Alla fine degli anni ’60, il numero di dollari che circolavano all’estero aveva di gran lunga superato le riserve auree degli Stati Uniti al prezzo promesso di 35 dollari.
I governi stranieri, compresi stretti alleati come la Francia e il Regno Unito, hanno iniziato a riscattare i loro dollari per l’oro, accelerando il drenaggio.
Tra la fine della seconda guerra mondiale e il 1971, le riserve auree degli Stati Uniti diminuirono di oltre la metà, precipitando da 574 milioni di once troy a circa 261 milioni.
Il governo degli Stati Uniti si è trovato di fronte a una scelta difficile: onorare i suoi impegni e rischiare di perdere l’oro che sosteneva il suo potere finanziario e geopolitico, o non mantenere la sua promessa di riscattare il dollaro per l’oro.
Una domenica sera, il 15 agosto 1971, il presidente Richard Nixon interruppe la programmazione televisiva con un annuncio che sbalordiva il mondo.
Nixon disse che stava sospendendo temporaneamente la convertibilità del dollaro in oro.
La bugia più evidente era l’affermazione di Nixon che la sospensione sarebbe stata solo “temporanea”. È ancora in vigore oggi.
Un’altra menzogna vergognosa era che la sua mossa era necessaria per proteggere gli americani dagli speculatori internazionali. Invece, la stampa di denaro per finanziare la spesa pubblica fuori controllo era il vero problema.
Infine, Nixon ha detto che la rimozione del legame con l’oro avrebbe stabilizzato il dollaro. Tuttavia, anche secondo le statistiche sull’inflazione truccate dal governo, che sottovalutano la realtà, il dollaro USA ha perso oltre l’87% del suo potere d’acquisto dal 1971.

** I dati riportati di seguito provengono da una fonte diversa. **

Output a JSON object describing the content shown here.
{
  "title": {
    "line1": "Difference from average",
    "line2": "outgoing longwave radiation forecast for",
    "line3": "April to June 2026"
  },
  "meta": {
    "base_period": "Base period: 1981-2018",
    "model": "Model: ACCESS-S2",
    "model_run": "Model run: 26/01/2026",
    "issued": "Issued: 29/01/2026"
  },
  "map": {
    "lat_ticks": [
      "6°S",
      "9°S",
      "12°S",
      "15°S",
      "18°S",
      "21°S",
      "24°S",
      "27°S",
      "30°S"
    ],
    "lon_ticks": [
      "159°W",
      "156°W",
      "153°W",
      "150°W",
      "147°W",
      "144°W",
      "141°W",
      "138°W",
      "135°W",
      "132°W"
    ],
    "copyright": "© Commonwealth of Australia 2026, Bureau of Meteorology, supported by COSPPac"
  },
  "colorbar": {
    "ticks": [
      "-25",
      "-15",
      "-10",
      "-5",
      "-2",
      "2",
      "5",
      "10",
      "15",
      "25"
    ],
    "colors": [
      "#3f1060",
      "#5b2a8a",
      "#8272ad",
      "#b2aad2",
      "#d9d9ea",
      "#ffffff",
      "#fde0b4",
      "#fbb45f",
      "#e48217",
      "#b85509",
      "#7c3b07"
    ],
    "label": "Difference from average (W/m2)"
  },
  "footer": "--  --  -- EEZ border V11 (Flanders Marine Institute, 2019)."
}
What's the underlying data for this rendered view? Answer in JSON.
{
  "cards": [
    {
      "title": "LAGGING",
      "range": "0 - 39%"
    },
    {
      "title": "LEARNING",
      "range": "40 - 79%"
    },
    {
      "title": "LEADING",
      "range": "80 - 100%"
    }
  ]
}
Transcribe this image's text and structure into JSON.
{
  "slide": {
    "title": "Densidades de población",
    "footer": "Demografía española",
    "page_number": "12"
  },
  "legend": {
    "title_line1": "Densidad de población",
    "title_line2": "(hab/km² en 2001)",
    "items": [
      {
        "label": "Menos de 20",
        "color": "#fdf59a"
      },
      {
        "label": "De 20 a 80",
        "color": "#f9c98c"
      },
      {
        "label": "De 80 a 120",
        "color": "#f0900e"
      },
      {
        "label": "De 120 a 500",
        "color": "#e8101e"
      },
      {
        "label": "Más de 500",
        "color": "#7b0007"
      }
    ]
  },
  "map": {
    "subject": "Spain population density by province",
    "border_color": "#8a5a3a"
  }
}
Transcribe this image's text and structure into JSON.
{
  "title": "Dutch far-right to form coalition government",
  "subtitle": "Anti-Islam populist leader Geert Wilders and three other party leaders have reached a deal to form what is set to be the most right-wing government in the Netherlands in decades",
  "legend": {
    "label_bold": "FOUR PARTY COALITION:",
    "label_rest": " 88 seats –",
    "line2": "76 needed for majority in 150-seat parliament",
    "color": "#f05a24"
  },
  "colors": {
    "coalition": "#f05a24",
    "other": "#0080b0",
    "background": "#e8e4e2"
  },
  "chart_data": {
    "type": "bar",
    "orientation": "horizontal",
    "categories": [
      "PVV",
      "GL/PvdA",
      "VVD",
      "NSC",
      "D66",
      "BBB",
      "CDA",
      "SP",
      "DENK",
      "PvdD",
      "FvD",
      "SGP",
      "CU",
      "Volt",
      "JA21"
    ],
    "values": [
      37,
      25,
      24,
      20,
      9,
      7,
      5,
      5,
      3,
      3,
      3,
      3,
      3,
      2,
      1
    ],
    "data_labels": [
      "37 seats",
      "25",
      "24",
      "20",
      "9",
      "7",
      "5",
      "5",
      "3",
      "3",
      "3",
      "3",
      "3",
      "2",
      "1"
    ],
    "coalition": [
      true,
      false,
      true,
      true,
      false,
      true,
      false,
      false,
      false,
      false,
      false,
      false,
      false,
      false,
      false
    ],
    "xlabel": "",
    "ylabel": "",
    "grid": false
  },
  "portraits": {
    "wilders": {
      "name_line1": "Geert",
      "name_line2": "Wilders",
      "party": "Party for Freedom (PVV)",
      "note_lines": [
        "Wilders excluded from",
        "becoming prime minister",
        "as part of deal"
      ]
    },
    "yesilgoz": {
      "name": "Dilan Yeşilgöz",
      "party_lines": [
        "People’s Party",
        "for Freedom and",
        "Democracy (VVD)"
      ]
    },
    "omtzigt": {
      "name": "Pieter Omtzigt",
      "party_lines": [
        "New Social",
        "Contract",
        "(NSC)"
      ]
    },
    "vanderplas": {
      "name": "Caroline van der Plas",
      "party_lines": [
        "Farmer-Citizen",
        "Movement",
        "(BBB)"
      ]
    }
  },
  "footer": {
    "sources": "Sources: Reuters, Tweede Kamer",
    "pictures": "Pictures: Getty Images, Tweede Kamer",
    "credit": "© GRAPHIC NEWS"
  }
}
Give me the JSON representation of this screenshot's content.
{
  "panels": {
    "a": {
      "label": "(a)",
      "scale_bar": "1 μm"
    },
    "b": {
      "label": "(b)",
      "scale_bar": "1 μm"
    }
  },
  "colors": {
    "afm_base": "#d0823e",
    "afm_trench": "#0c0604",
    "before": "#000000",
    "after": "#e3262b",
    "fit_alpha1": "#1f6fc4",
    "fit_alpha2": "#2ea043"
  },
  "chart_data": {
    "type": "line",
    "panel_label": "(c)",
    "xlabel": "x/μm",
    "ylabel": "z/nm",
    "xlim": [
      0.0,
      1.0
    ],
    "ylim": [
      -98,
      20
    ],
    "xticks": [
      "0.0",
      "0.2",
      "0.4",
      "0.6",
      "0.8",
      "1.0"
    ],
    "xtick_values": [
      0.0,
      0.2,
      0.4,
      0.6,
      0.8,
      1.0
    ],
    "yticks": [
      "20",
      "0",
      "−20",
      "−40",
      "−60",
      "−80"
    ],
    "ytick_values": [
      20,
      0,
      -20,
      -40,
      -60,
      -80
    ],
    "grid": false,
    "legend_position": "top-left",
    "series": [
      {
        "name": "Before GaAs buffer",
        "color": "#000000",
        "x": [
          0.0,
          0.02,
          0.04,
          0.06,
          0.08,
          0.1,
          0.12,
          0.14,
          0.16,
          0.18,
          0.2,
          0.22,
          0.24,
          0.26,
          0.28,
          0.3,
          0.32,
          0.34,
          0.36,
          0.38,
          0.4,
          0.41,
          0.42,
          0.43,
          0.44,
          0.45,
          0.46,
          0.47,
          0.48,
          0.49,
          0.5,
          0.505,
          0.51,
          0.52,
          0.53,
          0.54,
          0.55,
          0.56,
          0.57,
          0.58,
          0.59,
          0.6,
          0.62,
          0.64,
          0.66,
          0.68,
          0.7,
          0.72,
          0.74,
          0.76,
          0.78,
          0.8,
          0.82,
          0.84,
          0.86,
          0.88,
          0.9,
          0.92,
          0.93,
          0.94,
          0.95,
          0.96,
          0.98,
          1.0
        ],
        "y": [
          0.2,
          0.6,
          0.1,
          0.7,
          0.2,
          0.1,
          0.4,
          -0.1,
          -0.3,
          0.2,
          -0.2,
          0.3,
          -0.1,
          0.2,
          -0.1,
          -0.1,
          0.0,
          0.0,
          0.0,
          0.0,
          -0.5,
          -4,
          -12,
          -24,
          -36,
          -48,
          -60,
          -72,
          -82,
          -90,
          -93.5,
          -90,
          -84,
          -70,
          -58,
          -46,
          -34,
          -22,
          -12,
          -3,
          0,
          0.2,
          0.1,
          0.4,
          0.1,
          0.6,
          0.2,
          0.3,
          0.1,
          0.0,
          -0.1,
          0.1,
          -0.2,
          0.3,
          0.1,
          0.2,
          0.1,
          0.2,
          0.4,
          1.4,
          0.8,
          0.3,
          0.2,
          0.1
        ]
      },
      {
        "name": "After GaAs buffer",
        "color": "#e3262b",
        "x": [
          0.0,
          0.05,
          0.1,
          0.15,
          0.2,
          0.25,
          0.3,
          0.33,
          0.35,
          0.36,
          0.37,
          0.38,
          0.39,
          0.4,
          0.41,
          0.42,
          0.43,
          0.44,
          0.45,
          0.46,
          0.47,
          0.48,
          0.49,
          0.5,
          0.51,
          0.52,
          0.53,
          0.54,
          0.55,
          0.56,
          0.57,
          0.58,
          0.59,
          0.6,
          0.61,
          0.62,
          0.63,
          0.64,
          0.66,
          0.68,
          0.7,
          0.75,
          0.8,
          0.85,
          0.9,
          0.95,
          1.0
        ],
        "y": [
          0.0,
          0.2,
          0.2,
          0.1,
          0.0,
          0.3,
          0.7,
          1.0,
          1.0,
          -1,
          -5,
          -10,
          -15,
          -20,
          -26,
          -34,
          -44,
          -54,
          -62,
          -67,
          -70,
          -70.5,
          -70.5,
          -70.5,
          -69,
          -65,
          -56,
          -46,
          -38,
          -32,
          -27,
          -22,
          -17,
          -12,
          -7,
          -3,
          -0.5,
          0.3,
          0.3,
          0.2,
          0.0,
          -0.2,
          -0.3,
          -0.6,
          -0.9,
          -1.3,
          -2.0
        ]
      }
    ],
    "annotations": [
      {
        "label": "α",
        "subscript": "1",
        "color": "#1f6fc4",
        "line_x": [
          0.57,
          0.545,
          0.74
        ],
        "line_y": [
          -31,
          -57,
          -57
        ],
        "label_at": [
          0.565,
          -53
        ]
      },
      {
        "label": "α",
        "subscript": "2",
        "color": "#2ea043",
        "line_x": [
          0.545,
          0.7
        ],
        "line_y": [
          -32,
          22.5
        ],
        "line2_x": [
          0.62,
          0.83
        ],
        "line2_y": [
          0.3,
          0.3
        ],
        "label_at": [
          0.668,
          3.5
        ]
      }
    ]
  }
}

La verità è che Nixon non ha mantenuto la promessa del governo degli Stati Uniti di riscattare il dollaro per l’oro a 35 dollari l’oncia. Chiudendo la finestra dell’oro, gli Stati Uniti hanno costretto le banche centrali straniere ad accettare il regolamento in carta deprezzata piuttosto che in oro a cui avevano diritto.
È stato il quinto default del governo degli Stati Uniti.